Demétrio Magnoli
"Não precisa ser sionista para apoiar Israel. Ser um idiota é o bastante." Hélio Doyle foi demitido da EBC por essa repostagem, que causou constrangimentos ao governo brasileiro. Antes dela, porém, em 17/10, horas depois da tragédia no hospital da Cidade de Gaza, postara o seguinte, para apontar o que lhe pareceu um escândalo jornalístico: "Juro que ouvi agora um comentarista de TV dizer que não se sabe quem atacou o hospital em Gaza". Devia ter sido demitido por isso.
Acho que ele referia-se à análise que fizemos, Guga Chacra e eu, na GloboNews, naquela noite. Doyle, jornalista veterano e ex-professor de jornalismo na UnB, teria o dever de saber não saber. Era muito cedo para cravar um veredito: na guerra, existem bombas errantes. Mas ele cravou, repetindo a versão do Hamas. No dia seguinte, o The Guardian, jornal de esquerda insuspeito de alinhamento ao governo de Israel, publicou uma análise meticulosa que tende a confirmar a versão israelense (shorturl.at/aCDE0).
No sábado, 21/10, a coluna do ombudsman da Folha voltou ao tema, mencionando a versão inicial da Al Jazeera (que é a do Hamas) e as versões de Israel e dos EUA, além de explicações da Associated Press e do Washington Post, que não conseguiram verificar de forma independente as versões contraditórias. Dessa síntese, extraiu a conclusão de que a imprensa precisa recorrer à OSINT ("open source intelligence"). Eu concordo, mas acrescento: também precisa divulgar notícias legítimas, mesmo quando contrariam as inclinações ideológicas do jornalista.
O ponto é que, entre o 17/10 e o 21/10, diversos veículos usaram a OSINT. Menciono apenas os mais destacados: o próprio The Guardian, o The New York Times e a The Economist. O ombudsman esqueceu de lê-los? Os três –e diversos outros– chegaram a conclusões similares. Será por isso que o ombudsman não os mencionou?
Na própria Folha, surgiram textos que deveriam ter aberto os olhos do ombudsman. Mariliz Pereira Jorge alertou para um jornalismo "refém do Hamas" e, citando a agência France-Press, apontou fortes incertezas inclusive sobre o número de mortos (shorturl.at/biEL7). Minha coluna roçou no tema, indicando o link para a análise do The Guardian (repito, para concentrar a atenção do ombudsman: shorturl.at/aCDE0). O ombudsman não leu a Folha? Ou leu, mas preferiu ignorar?

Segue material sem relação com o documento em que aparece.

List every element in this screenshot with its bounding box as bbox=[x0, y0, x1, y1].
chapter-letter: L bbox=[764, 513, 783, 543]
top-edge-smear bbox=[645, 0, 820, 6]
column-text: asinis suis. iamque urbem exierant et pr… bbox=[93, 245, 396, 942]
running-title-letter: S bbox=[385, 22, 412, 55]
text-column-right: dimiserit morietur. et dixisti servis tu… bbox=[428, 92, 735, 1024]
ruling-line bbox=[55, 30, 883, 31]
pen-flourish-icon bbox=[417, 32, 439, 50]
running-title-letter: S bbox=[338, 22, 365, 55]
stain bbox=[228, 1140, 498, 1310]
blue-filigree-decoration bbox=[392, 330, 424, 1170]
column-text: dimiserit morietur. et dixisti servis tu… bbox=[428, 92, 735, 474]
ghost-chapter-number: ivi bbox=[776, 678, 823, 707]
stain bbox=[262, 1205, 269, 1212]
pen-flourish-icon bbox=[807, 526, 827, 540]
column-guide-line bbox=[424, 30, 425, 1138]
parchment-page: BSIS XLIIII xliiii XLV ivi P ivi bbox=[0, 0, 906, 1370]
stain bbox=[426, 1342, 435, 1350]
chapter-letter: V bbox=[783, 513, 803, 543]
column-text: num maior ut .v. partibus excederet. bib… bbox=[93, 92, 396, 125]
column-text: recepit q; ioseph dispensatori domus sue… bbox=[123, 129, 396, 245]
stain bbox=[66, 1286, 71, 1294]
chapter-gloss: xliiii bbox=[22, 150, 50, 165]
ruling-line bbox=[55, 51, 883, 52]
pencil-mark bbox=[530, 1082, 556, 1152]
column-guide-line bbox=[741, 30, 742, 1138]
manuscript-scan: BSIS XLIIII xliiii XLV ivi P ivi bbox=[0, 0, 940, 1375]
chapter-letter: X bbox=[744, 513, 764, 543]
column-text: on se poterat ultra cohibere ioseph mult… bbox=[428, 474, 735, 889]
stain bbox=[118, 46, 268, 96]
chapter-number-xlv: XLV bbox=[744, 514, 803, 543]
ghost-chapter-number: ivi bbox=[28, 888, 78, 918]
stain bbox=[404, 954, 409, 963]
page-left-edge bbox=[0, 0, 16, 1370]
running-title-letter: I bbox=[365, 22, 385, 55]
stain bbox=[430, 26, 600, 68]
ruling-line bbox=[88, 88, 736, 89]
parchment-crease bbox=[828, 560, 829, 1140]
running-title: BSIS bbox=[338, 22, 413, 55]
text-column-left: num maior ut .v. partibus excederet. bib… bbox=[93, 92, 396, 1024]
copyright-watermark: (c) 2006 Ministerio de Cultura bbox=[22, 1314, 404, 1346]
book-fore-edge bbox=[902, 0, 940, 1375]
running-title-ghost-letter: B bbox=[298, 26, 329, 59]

Qualquer jornalista mais ou menos atento ao noticiário internacional sabe qual é o limite da independência da Al Jazeera: os interesses diretos do emirado do Qatar. O mundo é complicado: o Qatar, onde se situa uma base militar dos EUA, acolhe os principais líderes exilados do Hamas como hóspedes –que, de lá, continuam abertamente a dirigir a organização terrorista. Por isso, no caso do conflito em Gaza, o "noticiário" da Al Jazeera só tem uma utilidade: conhecer a orientação emanada do regime qatari. Sugiro que, ao tratar especificamente desse tema com a finalidade de identificar a verdade factual, o ombudsman procure outras fontes...
Em tese, seria fácil descobrir o responsável pela tragédia no hospital, pois fragmentos de explosivos e munições trazem a "assinatura" de quem os opera. Contudo, o Hamas "limpou" a cena do crime de guerra no hospital antes de permitir o acesso de jornalistas. Assim, tudo o que se tem são as análises de veículos independentes por meio da OSINT. Elas reforçam a versão israelense de que a explosão decorreu de falhas em foguetes lançados contra Israel, do interior da Faixa de Gaza.
Não são conclusões definitivas, que talvez jamais venham à luz. Evidentemente, o evento no hospital não apaga outros tantos crimes de guerra cometidos por Israel, como o corte completo de fornecimento de água, eletricidade, remédios e alimentos para a Faixa de Gaza ou bombardeios indiscriminados que fazem um número inaceitável de vítimas civis. Mas, simetricamente, esses outros crimes de guerra não podem ser usados para ocultar as informações disponíveis sobre a tragédia no hospital.